Reputation: 383
I am new to Spark SQL. I have a question on partition usage during Joins
Assume that there is a table named test1
that saved on 10
partitions (parquet) files. Also assume that spark.sql.shuffle.partitions = 200
.
Question:
If test1 is used to Join
to another table, will Spark perform the operation using 10
partitions (which is the number of partitions the table resides), or will it repartition the table anyway in 200
partitions (as per shuffle partition value) and then perform the join ? in which case the join will yield better performance. If the answer is that the join will be performed using the 10
partitions, isn't it better to always repartition (CLUSTER BY
) the joining table to a higher number of partitions for better Join performance ?

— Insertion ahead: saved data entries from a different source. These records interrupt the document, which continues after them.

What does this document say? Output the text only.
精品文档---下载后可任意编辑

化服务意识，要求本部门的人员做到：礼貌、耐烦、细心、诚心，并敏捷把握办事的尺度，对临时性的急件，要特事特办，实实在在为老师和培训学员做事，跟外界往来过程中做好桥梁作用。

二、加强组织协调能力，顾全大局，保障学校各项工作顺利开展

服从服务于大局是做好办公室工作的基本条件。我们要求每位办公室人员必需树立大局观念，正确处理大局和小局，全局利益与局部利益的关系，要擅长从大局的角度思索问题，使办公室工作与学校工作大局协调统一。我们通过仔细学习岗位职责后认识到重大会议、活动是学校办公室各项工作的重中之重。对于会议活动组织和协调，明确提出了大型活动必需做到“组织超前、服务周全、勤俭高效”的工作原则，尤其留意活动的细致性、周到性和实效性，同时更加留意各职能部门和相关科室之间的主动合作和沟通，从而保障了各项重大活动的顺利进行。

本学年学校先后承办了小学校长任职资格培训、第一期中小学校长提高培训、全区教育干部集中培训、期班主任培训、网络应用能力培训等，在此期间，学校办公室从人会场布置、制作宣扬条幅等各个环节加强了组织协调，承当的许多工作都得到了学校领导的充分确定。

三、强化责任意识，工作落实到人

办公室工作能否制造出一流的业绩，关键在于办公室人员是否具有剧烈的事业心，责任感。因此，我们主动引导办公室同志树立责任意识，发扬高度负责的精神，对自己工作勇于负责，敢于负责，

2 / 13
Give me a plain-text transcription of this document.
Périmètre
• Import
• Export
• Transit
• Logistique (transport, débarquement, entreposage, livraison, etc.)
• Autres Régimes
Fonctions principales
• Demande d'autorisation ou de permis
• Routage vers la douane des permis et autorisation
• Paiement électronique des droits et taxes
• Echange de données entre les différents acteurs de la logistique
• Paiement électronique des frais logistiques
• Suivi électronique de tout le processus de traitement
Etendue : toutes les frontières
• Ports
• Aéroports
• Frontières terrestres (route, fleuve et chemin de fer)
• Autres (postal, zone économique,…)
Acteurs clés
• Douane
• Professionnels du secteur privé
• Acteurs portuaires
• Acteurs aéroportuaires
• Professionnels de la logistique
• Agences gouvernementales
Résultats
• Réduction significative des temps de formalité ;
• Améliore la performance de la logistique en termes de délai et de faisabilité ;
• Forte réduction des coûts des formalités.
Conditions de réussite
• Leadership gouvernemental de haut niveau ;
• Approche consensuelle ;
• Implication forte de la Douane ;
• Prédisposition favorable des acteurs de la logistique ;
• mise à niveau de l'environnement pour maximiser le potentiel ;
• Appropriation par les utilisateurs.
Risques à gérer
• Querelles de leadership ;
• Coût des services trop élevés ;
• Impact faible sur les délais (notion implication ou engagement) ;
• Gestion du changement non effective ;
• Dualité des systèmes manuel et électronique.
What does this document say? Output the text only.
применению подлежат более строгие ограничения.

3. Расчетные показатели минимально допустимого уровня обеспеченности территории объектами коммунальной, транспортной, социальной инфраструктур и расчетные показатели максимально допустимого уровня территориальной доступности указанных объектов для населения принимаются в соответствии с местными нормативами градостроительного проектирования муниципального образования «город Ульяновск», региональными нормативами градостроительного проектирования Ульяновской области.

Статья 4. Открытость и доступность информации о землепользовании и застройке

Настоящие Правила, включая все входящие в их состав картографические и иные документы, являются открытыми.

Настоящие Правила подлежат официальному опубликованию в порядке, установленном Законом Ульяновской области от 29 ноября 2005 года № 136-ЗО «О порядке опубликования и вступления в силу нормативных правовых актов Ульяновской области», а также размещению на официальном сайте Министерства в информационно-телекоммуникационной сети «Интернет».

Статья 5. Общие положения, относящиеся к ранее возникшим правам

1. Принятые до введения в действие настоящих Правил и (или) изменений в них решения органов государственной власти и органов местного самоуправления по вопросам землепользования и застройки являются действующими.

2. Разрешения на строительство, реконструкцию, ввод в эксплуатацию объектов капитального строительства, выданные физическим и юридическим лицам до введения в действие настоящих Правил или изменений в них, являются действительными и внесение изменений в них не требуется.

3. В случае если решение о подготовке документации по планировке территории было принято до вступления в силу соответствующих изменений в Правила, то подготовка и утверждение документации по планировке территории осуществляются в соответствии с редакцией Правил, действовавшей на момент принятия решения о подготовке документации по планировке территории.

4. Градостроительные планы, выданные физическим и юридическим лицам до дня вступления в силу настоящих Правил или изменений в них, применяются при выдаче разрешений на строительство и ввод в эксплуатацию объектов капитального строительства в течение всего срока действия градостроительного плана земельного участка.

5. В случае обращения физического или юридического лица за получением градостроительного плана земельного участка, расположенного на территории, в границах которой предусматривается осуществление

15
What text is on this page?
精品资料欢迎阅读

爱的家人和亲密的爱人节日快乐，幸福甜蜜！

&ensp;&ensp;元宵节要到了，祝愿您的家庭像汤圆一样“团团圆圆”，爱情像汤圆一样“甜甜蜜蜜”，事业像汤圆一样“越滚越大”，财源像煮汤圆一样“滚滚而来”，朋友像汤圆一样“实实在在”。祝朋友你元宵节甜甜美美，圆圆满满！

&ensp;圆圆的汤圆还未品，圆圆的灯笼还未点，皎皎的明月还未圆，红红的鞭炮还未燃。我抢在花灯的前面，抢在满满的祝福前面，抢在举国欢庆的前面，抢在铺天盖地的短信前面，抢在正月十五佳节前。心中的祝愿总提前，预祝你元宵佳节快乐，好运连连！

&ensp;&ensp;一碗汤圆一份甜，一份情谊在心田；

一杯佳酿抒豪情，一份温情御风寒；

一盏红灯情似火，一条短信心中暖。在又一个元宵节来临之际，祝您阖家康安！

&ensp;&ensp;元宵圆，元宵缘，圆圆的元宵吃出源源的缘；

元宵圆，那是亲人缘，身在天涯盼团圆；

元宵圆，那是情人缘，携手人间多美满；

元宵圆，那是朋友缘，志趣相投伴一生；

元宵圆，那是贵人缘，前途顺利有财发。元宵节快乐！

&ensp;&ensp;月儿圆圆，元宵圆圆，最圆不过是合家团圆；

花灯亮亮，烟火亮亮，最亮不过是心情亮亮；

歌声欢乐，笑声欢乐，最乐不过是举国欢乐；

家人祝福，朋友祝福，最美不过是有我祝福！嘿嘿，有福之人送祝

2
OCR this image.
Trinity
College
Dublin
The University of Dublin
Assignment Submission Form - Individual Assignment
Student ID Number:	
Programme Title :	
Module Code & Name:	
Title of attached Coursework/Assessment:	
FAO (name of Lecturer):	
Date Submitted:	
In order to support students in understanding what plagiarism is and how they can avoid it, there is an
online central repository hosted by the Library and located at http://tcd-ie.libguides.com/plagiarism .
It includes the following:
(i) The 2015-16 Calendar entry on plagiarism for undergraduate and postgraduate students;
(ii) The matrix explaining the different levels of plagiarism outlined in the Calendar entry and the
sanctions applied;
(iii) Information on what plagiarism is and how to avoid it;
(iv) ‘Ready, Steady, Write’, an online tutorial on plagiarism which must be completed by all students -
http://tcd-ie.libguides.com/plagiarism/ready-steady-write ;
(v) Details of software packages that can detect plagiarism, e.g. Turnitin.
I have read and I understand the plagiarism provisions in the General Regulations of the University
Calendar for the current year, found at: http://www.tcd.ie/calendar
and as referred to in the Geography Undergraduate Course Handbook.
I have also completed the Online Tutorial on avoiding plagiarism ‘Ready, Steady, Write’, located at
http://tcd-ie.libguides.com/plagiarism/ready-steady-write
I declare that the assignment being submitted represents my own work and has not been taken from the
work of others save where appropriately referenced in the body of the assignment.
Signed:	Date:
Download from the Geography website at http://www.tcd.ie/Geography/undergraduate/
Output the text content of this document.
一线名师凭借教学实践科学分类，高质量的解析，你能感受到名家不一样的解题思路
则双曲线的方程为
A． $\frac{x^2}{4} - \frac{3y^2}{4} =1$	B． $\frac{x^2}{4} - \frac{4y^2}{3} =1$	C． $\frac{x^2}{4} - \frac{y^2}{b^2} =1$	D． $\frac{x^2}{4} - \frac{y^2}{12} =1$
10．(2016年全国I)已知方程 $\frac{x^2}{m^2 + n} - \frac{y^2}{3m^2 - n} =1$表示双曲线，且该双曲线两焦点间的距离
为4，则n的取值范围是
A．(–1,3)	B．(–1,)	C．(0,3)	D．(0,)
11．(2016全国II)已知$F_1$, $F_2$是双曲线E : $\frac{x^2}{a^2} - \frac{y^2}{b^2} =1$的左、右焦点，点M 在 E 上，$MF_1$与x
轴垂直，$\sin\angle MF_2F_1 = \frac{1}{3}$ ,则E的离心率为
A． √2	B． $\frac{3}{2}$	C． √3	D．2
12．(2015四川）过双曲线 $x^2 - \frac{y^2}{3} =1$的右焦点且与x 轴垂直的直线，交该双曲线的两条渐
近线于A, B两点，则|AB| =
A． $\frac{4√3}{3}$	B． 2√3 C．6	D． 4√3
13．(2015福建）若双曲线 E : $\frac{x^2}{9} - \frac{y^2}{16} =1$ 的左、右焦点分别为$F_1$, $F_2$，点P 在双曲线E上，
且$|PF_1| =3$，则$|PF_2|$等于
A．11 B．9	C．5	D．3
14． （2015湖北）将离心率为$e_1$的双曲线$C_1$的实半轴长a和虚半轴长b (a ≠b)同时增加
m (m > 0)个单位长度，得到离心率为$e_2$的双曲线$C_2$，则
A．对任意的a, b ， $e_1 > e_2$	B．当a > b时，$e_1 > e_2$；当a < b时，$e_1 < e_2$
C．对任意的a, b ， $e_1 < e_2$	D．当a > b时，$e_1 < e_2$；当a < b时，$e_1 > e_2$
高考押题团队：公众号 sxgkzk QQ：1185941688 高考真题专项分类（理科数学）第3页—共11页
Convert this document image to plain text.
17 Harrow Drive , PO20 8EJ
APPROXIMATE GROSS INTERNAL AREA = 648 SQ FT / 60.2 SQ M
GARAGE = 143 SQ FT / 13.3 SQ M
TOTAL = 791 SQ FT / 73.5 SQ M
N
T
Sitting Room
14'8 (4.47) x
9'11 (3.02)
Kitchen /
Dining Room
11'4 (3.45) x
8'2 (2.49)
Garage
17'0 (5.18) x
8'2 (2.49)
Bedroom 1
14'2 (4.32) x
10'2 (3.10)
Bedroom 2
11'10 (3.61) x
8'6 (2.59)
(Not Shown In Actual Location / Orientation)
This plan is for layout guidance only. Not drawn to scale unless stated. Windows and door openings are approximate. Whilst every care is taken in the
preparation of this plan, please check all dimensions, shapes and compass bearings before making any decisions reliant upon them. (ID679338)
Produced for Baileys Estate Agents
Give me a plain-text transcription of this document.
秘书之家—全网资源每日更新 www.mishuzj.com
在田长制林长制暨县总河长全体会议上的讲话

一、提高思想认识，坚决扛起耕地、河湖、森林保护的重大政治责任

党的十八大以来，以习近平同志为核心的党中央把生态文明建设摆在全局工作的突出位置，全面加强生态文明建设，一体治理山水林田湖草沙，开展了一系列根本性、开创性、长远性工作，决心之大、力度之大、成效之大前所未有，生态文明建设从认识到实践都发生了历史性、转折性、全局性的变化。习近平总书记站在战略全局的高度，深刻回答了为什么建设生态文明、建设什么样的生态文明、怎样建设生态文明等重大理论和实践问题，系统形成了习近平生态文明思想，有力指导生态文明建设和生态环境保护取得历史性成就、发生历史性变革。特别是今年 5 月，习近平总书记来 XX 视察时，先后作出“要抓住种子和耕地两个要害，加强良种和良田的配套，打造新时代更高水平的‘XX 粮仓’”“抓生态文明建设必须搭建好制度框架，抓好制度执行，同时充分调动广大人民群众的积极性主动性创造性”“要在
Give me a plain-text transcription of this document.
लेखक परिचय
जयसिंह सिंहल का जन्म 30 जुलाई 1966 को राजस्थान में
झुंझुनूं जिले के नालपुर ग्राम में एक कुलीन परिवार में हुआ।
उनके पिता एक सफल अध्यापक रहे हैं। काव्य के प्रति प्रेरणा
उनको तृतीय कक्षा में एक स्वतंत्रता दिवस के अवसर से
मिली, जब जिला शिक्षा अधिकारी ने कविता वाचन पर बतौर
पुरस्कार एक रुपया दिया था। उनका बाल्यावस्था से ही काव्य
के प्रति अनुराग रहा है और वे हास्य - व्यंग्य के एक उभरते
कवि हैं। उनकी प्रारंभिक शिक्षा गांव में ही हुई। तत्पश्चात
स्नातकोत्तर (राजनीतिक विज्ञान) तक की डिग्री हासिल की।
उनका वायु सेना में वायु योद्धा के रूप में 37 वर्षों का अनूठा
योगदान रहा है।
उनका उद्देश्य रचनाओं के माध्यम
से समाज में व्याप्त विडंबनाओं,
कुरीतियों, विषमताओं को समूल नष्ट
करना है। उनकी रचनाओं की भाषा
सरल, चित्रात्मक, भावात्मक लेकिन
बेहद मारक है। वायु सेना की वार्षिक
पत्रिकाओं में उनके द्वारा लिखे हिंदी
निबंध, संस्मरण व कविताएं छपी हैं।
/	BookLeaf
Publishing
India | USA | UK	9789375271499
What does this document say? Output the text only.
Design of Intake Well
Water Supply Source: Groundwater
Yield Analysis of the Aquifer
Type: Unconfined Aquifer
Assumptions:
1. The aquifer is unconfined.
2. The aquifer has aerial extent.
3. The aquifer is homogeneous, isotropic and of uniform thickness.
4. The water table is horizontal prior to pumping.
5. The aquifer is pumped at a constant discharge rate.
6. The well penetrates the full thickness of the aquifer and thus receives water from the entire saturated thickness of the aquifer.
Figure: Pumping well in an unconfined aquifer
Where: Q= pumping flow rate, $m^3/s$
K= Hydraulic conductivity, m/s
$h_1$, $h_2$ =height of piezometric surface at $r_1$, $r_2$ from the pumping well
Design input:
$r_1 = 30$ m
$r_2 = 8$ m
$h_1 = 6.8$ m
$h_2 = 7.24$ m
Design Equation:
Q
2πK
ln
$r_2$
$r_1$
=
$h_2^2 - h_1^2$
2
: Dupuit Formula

In the Spark UI I have seen some stages
using only 10
tasks
, while other stages
using 200
tasks.
Can someone please help me understand.
Thanks
Upvotes: 0
Views: 1068
Reputation: 3008
Spark will read the data in 10 partitions on 10 tasks and similarly it would read the other data frame partitions used in the join and once it has all the data it would create 200 partitions which is the default value for shuffle partitions. So this is the reason you see 10 tasks in one stage, then some other tasks in different stage and then finally 200 tasks after the shuffle operation. So at last after join you would have 200 partitions by default unless you have set that to different value in spark configuration.
Upvotes: 0
Reputation: 27383
Spark will use 200 partitions in most cases (SortMergeJoin,ShuffleHashJoin), unless spark estimates your table to be small enough for a BroadcastHashJoin
Upvotes: 0